Ironsource - Analyzing data at a petabyte scale.
Ironsource is the ad network of choice for the gaming industry. Supplying solutions for application developers, customer engagement solutions and Ad monetization. Ironsource collects terabytes of events on a daily basis.
In his talk, Or Koren, head of the data team at Ironsource, shared their journey from terabyte scale to petabyte scale. In his talk Or showed how their entire interactive analytics platform was rebuilt to be based on Presto, and the huge savings they got from it including new business insights coming from their data science teams and the data analyst team.
The before and after slides that Or presented in a very clear way the reduction in cost and the increase in efficiency that the use of Presto brought to Ironsource.
Datorama on mutable data at scale
A charismatic presenter, Alexey Finkelstein from Salesforce Datorama had the room rolling with laughter more than once, and on a topic of no laughter: managing mutable data with Presto. Datorama provides a marketing intelligence platform. It has 30,000 customers, who can interactively interact with 1.5PB of data available for interactive queries.
Datorama provides for that a “data lake as a service”, called a DatoLake. Files on data lakes by their nature are not transactionally updatable on a row level, but the users of Datorama require the ability to delete/update specific rows in a transactional manner.
To solve this Datorma has embarked on a journey. Based on partitioning the data by a version number (such as 20190101_009), and rebuilding a partition based on updates. There were 3 attempts to the journey and learning on each step:
- At first, using an external Postgres metastore to store the versions, swapping in the metastore and using that as part of a sub-query to Presto to use the correct version. This approach did not pushdown partition pruning.
- Next, moving the metastore query to happen before query generation, and be dynamically generate the right filter at each sub-query. This approach required two-pass processing for each query and did not support direct SQL to clients.
- And finally, swapping the partition in the Hive Metastore in a transactional manner directly in the Hive Metastore database (MySQL), and refresh the Presto hive cache. With this approach, queries do not need to know about the version change and full separation of the mutability logic from the query is achieved.
Varada, Join Optimization and Dynamic filtering
Roman Zeyde is Varada’s Presto architect. Roman has a unique algorithmic background being a Talpiot graduate and an ex-Googler.
Roman’s talk discussed a new approach to make Joins work faster. Varada will contribute Roman’s work on dynamic filtering back to the community. Stay tuned :)

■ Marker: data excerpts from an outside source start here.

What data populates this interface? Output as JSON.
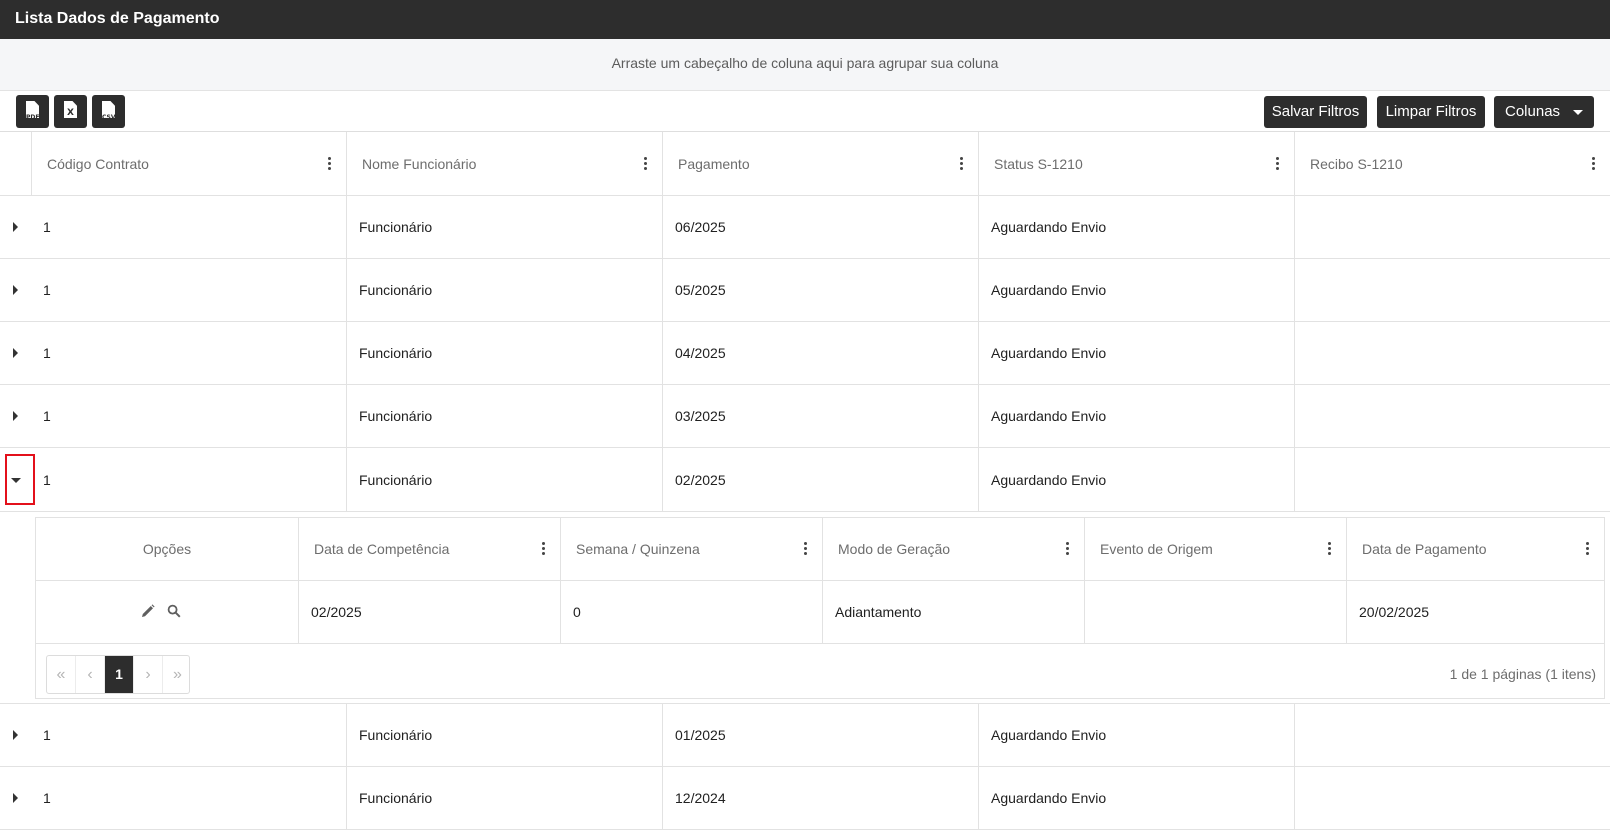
{
  "window": {
    "title": "Lista Dados de Pagamento"
  },
  "group_panel": {
    "hint": "Arraste um cabeçalho de coluna aqui para agrupar sua coluna"
  },
  "toolbar": {
    "export_pdf_label": "PDF",
    "export_excel_label": "X",
    "export_csv_label": "CSV",
    "save_filters_label": "Salvar Filtros",
    "clear_filters_label": "Limpar Filtros",
    "columns_label": "Colunas"
  },
  "grid": {
    "columns": [
      "Código Contrato",
      "Nome Funcionário",
      "Pagamento",
      "Status S-1210",
      "Recibo S-1210"
    ],
    "rows": [
      {
        "codigo": "1",
        "nome": "Funcionário",
        "pagamento": "06/2025",
        "status": "Aguardando Envio",
        "recibo": ""
      },
      {
        "codigo": "1",
        "nome": "Funcionário",
        "pagamento": "05/2025",
        "status": "Aguardando Envio",
        "recibo": ""
      },
      {
        "codigo": "1",
        "nome": "Funcionário",
        "pagamento": "04/2025",
        "status": "Aguardando Envio",
        "recibo": ""
      },
      {
        "codigo": "1",
        "nome": "Funcionário",
        "pagamento": "03/2025",
        "status": "Aguardando Envio",
        "recibo": ""
      },
      {
        "codigo": "1",
        "nome": "Funcionário",
        "pagamento": "02/2025",
        "status": "Aguardando Envio",
        "recibo": "",
        "expanded": true
      },
      {
        "codigo": "1",
        "nome": "Funcionário",
        "pagamento": "01/2025",
        "status": "Aguardando Envio",
        "recibo": ""
      },
      {
        "codigo": "1",
        "nome": "Funcionário",
        "pagamento": "12/2024",
        "status": "Aguardando Envio",
        "recibo": ""
      }
    ]
  },
  "detail": {
    "columns": [
      "Opções",
      "Data de Competência",
      "Semana / Quinzena",
      "Modo de Geração",
      "Evento de Origem",
      "Data de Pagamento"
    ],
    "rows": [
      {
        "competencia": "02/2025",
        "semana": "0",
        "modo": "Adiantamento",
        "evento": "",
        "data_pagamento": "20/02/2025"
      }
    ],
    "pager": {
      "first": "«",
      "prev": "‹",
      "current": "1",
      "next": "›",
      "last": "»",
      "info": "1 de 1 páginas (1 itens)"
    }
  },
  "icons": {
    "menu": "vertical-dots-icon",
    "expand": "caret-right-icon",
    "collapse": "caret-down-icon",
    "edit": "pencil-icon",
    "view": "search-icon"
  },
  "colors": {
    "dark": "#2d2d2d",
    "highlight": "#e3101b"
  }
}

The talk went over the following major topics:
- Presto Cost Based Optimizer feature as a basis for Join optimization
- Join optimzation strategies
- Dynamic filtering in the application for join optimization
The event finished by an hour-long Q&A session led by Demi Ben-Ari, VP R&S at Panorays and co-founder of Big Things, an Israeli Meetup group having 5000 people listed, all fans of Big data technologies.
See you all in the Second international Presto Conference in Tel Aviv!